BILL CHATOV, que não era americano e não devia ser chato

Boa tarde meu 23 fiéis leitores e demais 36 que de quando em vez vem tomar um café com vodka e tocar balalaika nos saraus literários desse Bacamarte. Vocês sabiam que existiu um cara chamado Bill Chatov na Revolução Russa?

Pois é, nem eu sabia. Estava lendo aqui em Charky City, a propósito do centenário da Revolução de Outubro de 1917, o livro 10 dias que Abalaram o Mundo, do americano John Reed, e eis que lá pelo primeiro quinto do livro o jornalista cita que está no Soviete de Petrogrado catando notícias para seu jornal estadunidense, às vésperas do dia 25 de outubro (data em que, pelo calendário juliano, os bolcheviques deram o golpe), quando passa Bill Chatov por ele e lhe dá umas informações.

"Bill Chatov", pensei. Um russo, em 1917, com apelido de Bill já é incomum, mas Chatov seria, no Brasil, uma piada pronta:

- Chatov, o chato.

- Ih, lá vem aquele chato do Chatov.

- Mas bah tchê, eh nome mais acertado para uma pessoa!

E por aí vai.

E também poderíamos pensar: um americano na Rússia pré-comunista? Não desconfiaram dele? Não, claro que não, né. Em 1917 o comunismo era ainda uma criança inofensiva e a Guerra Fria só se daria depois da Segunda Guerra. Então nem o Bil e nem o John Reed eram motivo de desconfiança para os comunistas, mais preocupados à época em derrubar o Governo Provisório de Kerensky e assumir o poder russo, dando uma rasteira na burguesia local.

E vejam que escrevo essa crônica pressupondo leitores que já não se embebedam na primeira vodka, pois duvido que a gurizada de hoje saiba o que foi a Guerra Fria. Não esqueçamos que a URSS ressacou em 1990, não é mesmo? E o pudim de trago de Yeltsin é que virou presidente, tudo a ver, eh eh eh eh. A Rússia virou capitalista (Virou mesmo? Sei lá! Consideremos aqui que sim, para simplificar) depois de um porre, eh eh eh eh eh eh

Tá, mas e o Chatov, Baca? Tá bom, voltemos a ele. Óbvio que eu fui pesquisar no Google, essa maravilha onde tudo se encontra (menos dinheiro). Chatov tinha o apelido de Bill porque emigrara para...

Acertou, para os Estados Unidos!

Morou por lá e pelo Canadá um tempo, trabalhando como portuário e tipógrafo. Depois que derrubaram o Czar, em fevereiro, ele voltou pra Rússia, em julho, para não perder o fervo da revolução. Da pra ver que o Chatov era um cara de iniciativa. Chegando lá foi trabalhar num jornal anarco-sindicalista. E transitava pelo Soviete de Petrogrado.

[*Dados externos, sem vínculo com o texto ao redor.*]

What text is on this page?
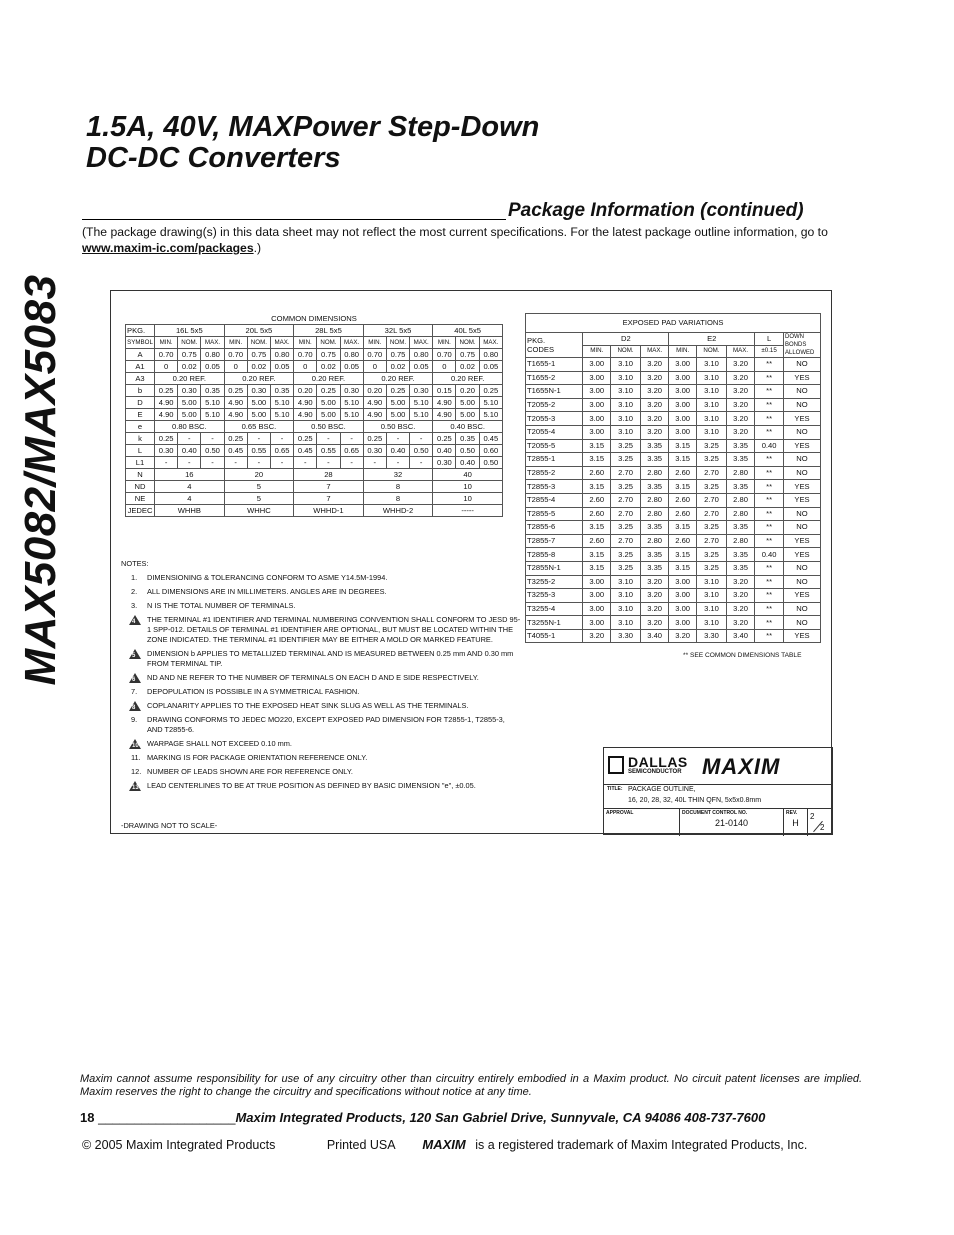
MAX5082/MAX5083
1.5A, 40V, MAXPower Step-Down
DC-DC Converters
Package Information (continued)
(The package drawing(s) in this data sheet may not reflect the most current specifications. For the latest package outline information, go to www.maxim-ic.com/packages.)
COMMON DIMENSIONS															
PKG.	16L 5x5			20L 5x5			28L 5x5			32L 5x5			40L 5x5		
SYMBOL	MIN.	NOM.	MAX.	MIN.	NOM.	MAX.	MIN.	NOM.	MAX.	MIN.	NOM.	MAX.	MIN.	NOM.	MAX.
A	0.70	0.75	0.80	0.70	0.75	0.80	0.70	0.75	0.80	0.70	0.75	0.80	0.70	0.75	0.80
A1	0	0.02	0.05	0	0.02	0.05	0	0.02	0.05	0	0.02	0.05	0	0.02	0.05
A3	0.20 REF.			0.20 REF.			0.20 REF.			0.20 REF.			0.20 REF.		
b	0.25	0.30	0.35	0.25	0.30	0.35	0.20	0.25	0.30	0.20	0.25	0.30	0.15	0.20	0.25
D	4.90	5.00	5.10	4.90	5.00	5.10	4.90	5.00	5.10	4.90	5.00	5.10	4.90	5.00	5.10
E	4.90	5.00	5.10	4.90	5.00	5.10	4.90	5.00	5.10	4.90	5.00	5.10	4.90	5.00	5.10
e	0.80 BSC.			0.65 BSC.			0.50 BSC.			0.50 BSC.			0.40 BSC.		
k	0.25	-	-	0.25	-	-	0.25	-	-	0.25	-	-	0.25	0.35	0.45
L	0.30	0.40	0.50	0.45	0.55	0.65	0.45	0.55	0.65	0.30	0.40	0.50	0.40	0.50	0.60
L1	-	-	-	-	-	-	-	-	-	-	-	-	0.30	0.40	0.50
N	16			20			28			32			40		
ND	4			5			7			8			10		
NE	4			5			7			8			10		
JEDEC	WHHB			WHHC			WHHD-1			WHHD-2			-----		
EXPOSED PAD VARIATIONS								
PKG.
CODES	D2			E2			L	DOWN BONDS ALLOWED
	MIN.	NOM.	MAX.	MIN.	NOM.	MAX.	±0.15	
T1655-1	3.00	3.10	3.20	3.00	3.10	3.20	**	NO
T1655-2	3.00	3.10	3.20	3.00	3.10	3.20	**	YES
T1655N-1	3.00	3.10	3.20	3.00	3.10	3.20	**	NO
T2055-2	3.00	3.10	3.20	3.00	3.10	3.20	**	NO
T2055-3	3.00	3.10	3.20	3.00	3.10	3.20	**	YES
T2055-4	3.00	3.10	3.20	3.00	3.10	3.20	**	NO
T2055-5	3.15	3.25	3.35	3.15	3.25	3.35	0.40	YES
T2855-1	3.15	3.25	3.35	3.15	3.25	3.35	**	NO
T2855-2	2.60	2.70	2.80	2.60	2.70	2.80	**	NO
T2855-3	3.15	3.25	3.35	3.15	3.25	3.35	**	YES
T2855-4	2.60	2.70	2.80	2.60	2.70	2.80	**	YES
T2855-5	2.60	2.70	2.80	2.60	2.70	2.80	**	NO
T2855-6	3.15	3.25	3.35	3.15	3.25	3.35	**	NO
T2855-7	2.60	2.70	2.80	2.60	2.70	2.80	**	YES
T2855-8	3.15	3.25	3.35	3.15	3.25	3.35	0.40	YES
T2855N-1	3.15	3.25	3.35	3.15	3.25	3.35	**	NO
T3255-2	3.00	3.10	3.20	3.00	3.10	3.20	**	NO
T3255-3	3.00	3.10	3.20	3.00	3.10	3.20	**	YES
T3255-4	3.00	3.10	3.20	3.00	3.10	3.20	**	NO
T3255N-1	3.00	3.10	3.20	3.00	3.10	3.20	**	NO
T4055-1	3.20	3.30	3.40	3.20	3.30	3.40	**	YES
** SEE COMMON DIMENSIONS TABLE
NOTES:
1. DIMENSIONING & TOLERANCING CONFORM TO ASME Y14.5M-1994.
2. ALL DIMENSIONS ARE IN MILLIMETERS. ANGLES ARE IN DEGREES.
3. N IS THE TOTAL NUMBER OF TERMINALS.
4 THE TERMINAL #1 IDENTIFIER AND TERMINAL NUMBERING CONVENTION SHALL CONFORM TO JESD 95-1 SPP-012. DETAILS OF TERMINAL #1 IDENTIFIER ARE OPTIONAL, BUT MUST BE LOCATED WITHIN THE ZONE INDICATED. THE TERMINAL #1 IDENTIFIER MAY BE EITHER A MOLD OR MARKED FEATURE.
5 DIMENSION b APPLIES TO METALLIZED TERMINAL AND IS MEASURED BETWEEN 0.25 mm AND 0.30 mm FROM TERMINAL TIP.
6 ND AND NE REFER TO THE NUMBER OF TERMINALS ON EACH D AND E SIDE RESPECTIVELY.
7. DEPOPULATION IS POSSIBLE IN A SYMMETRICAL FASHION.
8 COPLANARITY APPLIES TO THE EXPOSED HEAT SINK SLUG AS WELL AS THE TERMINALS.
9. DRAWING CONFORMS TO JEDEC MO220, EXCEPT EXPOSED PAD DIMENSION FOR T2855-1, T2855-3, AND T2855-6.
10 WARPAGE SHALL NOT EXCEED 0.10 mm.
11. MARKING IS FOR PACKAGE ORIENTATION REFERENCE ONLY.
12. NUMBER OF LEADS SHOWN ARE FOR REFERENCE ONLY.
13 LEAD CENTERLINES TO BE AT TRUE POSITION AS DEFINED BY BASIC DIMENSION "e", ±0.05.
-DRAWING NOT TO SCALE-
DALLAS
SEMICONDUCTOR MAXIM
TITLE: PACKAGE OUTLINE,
16, 20, 28, 32, 40L THIN QFN, 5x5x0.8mm
APPROVAL	DOCUMENT CONTROL NO.
21-0140
REV.
H
2
2
Maxim cannot assume responsibility for use of any circuitry other than circuitry entirely embodied in a Maxim product. No circuit patent licenses are implied. Maxim reserves the right to change the circuitry and specifications without notice at any time.
18 ___________________Maxim Integrated Products, 120 San Gabriel Drive, Sunnyvale, CA 94086 408-737-7600
© 2005 Maxim Integrated Products	Printed USA MAXIM is a registered trademark of Maxim Integrated Products, Inc.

Interessante é que anarquistas e comunistas nunca foram tons de vermelho que combinassem ou se misturassem desde que Marx e Bakunin se cruzaram pela França 70 anos antes, então me surpreendeu um pouco saber das andanças de Bill pelo Soviete e, além disso, dele ter sido "Ministro dos Transportes da República do Extremo Oriente da República Soviética" em 1920. Mas como era óbvio que essa relação tinha tudo para dar errado, ele foi parar num gulag siberiano nos "expurgos" de Stalin de 1936-38. Bom, se Stalin deu cabo (precisamente o cabo de uma picareta de alpinista empunhada por Ramón Mercader) até do grande líder revolucionário comunista Leon Trotsky, no México, o que seria de um Bill Chatov anarquista em solo russo, não é mesmo?

Bom, daí as coisas se embaralham em sua biografia. Alguns dizem que morreu por lá em 1941, 1942 ou 1947. De qualquer sorte, viveu mais que o John Reed, que ficou pela Rússia e morreu de tifo em 1920, aos 33 anos. Nunca chegou perto de um gulag (bom, morreu antes de Stalin assumir o poder, né) e, pasmem, foi enterrado na Necrópole da Muralha do Kremlin, em Moscou. Isso mesmo, um americano enterrado com honras pelos comunas, vejam só. E Hollywood fez um filme sobre ele. Reds, com Warrem Beaty no papel de Reed.

Já Chatov deve ter morrido de frio, pois lá na Sibéria Stalin não mandava vodka para os expurgados.

(A propósito, eles são mencionado o mesmo número de vezes no livro de Reed: Chatov 2x2 Stalin)

É isso aí meu povo, poderia estar vendo novela, mas fico lendo e aprendendo e depois venho aqui chatear vocês com minhas "descobertas". Ficou grandona a crônica, né?

Inté. Vou tomar uma vodka.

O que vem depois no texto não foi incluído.